Menanggapi keluhan itu, Kepala Bagian (Kabag) Sumber Daya Manusia (SDM), Umum dan Komunikasi BPJS Kesehatan Kantor Cabang Pamekasan, Ary Udiyanto, mengatakan, alur untuk pengobatan bagi pasien ini diterapkan seperti itu, untuk menghindari penumpukan pasien yang datang ke IGD minta penanganan.
Menurut Ary Udiyanto, sesuai dengan regulasi BPJS Kesehatan, penjamin pasien yang berobat ke IGD rumah sakit, berdasarkan Peraturan Presiden Nomor 82 tahun 2018 harus memenuhi salah satu kriteria. Seperti penyakit yang diderita pasien mengancam nyawa, membahayakan diri orang lain atau lingkungan. Adanya gangguan pada jalan nafas, pernafasan dan sirkulasi.
Lalu, adanya penurunan kesadaran pasien. Adanya gangguan hemodinamik, termasuk juga pada kasus trauma yang memerlukan tindakan segera.
“Jadi kalau hanya sakit biasa, seperti flu dan panas atau sakit pinggang yang tidak mengancam jiwa pasien, tidak masuk kategori emergency dan tidak perlu ke IGD,” kata Ary Udyianto.
Karena itu, maka pasien yang menderita penyakit yang tidak mengancam jiwanya, disarankan berobat ke faskes pertama yang terdapat UGD atau klinik. Karena jumlah rumah sakit terbatas dan di Madura terdapat sekitar 200 faskes pertama.
Namun kata Ary, tidak berarti UGD rumah sakit menolak pasien yang butuh penanganan medis.
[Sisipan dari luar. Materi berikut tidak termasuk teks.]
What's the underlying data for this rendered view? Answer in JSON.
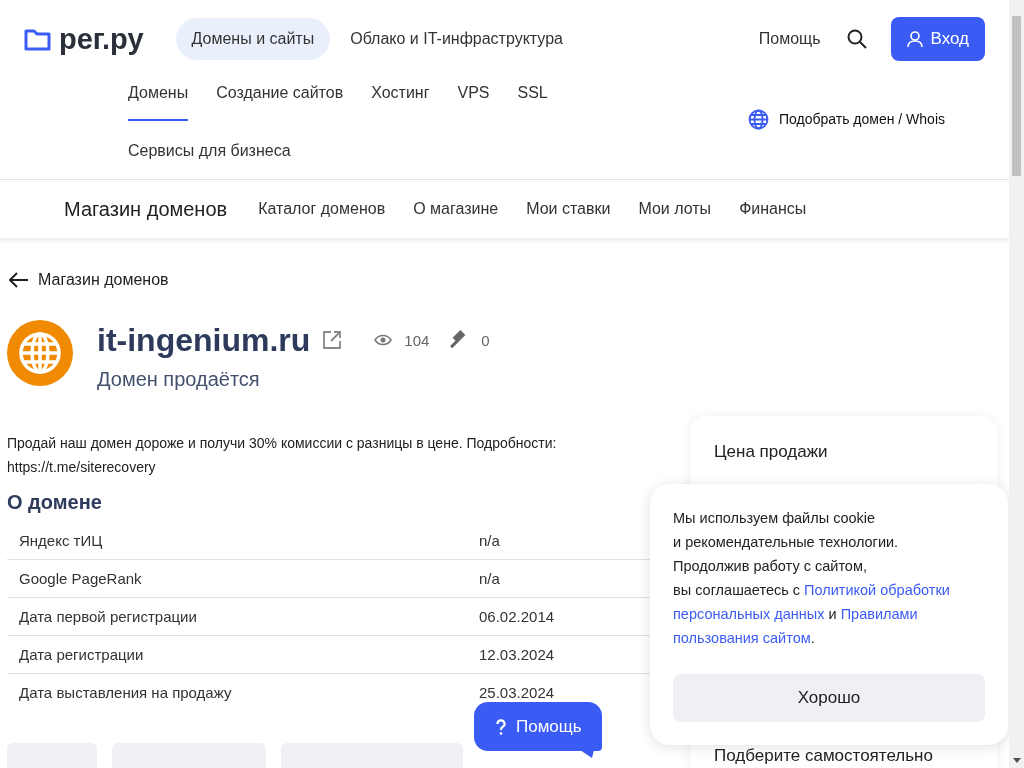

Sebab walau pasien memaksa dan datang ke UGD untuk berobat, maka yang bisa memastikan penyakitnya itu termasuk emergency atau tidak, bukan pasien sendiri, melainkan dokter UGD yang menentukan.
“Nah ketika si pasien datang ke UGD yang minta penanganan medis dan berdasarkan hasil diagnosa ternyata kondisinya benar-benar gawat dan butuh penanganan segera, maka yang pasti ditangani. Tetapi, bila penyakitnya tidak termasuk yang emergency, maka dokter UGD menyarankan pasien yang bersangkutan kepada fakes pertama,” papar Ary Udiyanto.
Dijelaskan, selama ini masih banyak warga yang belum paham tentang alur penanganan medis untuk pasien. Rujukannya berjenjang. Bila pasien berobat ke faskes pertama dan sesuai dengan indikasi medis dan perlu penanganan segera, maka dokter di fakes pertama itu yang merujuk ke rumah sakit, bukan peserta sendiri yang minta rujukan.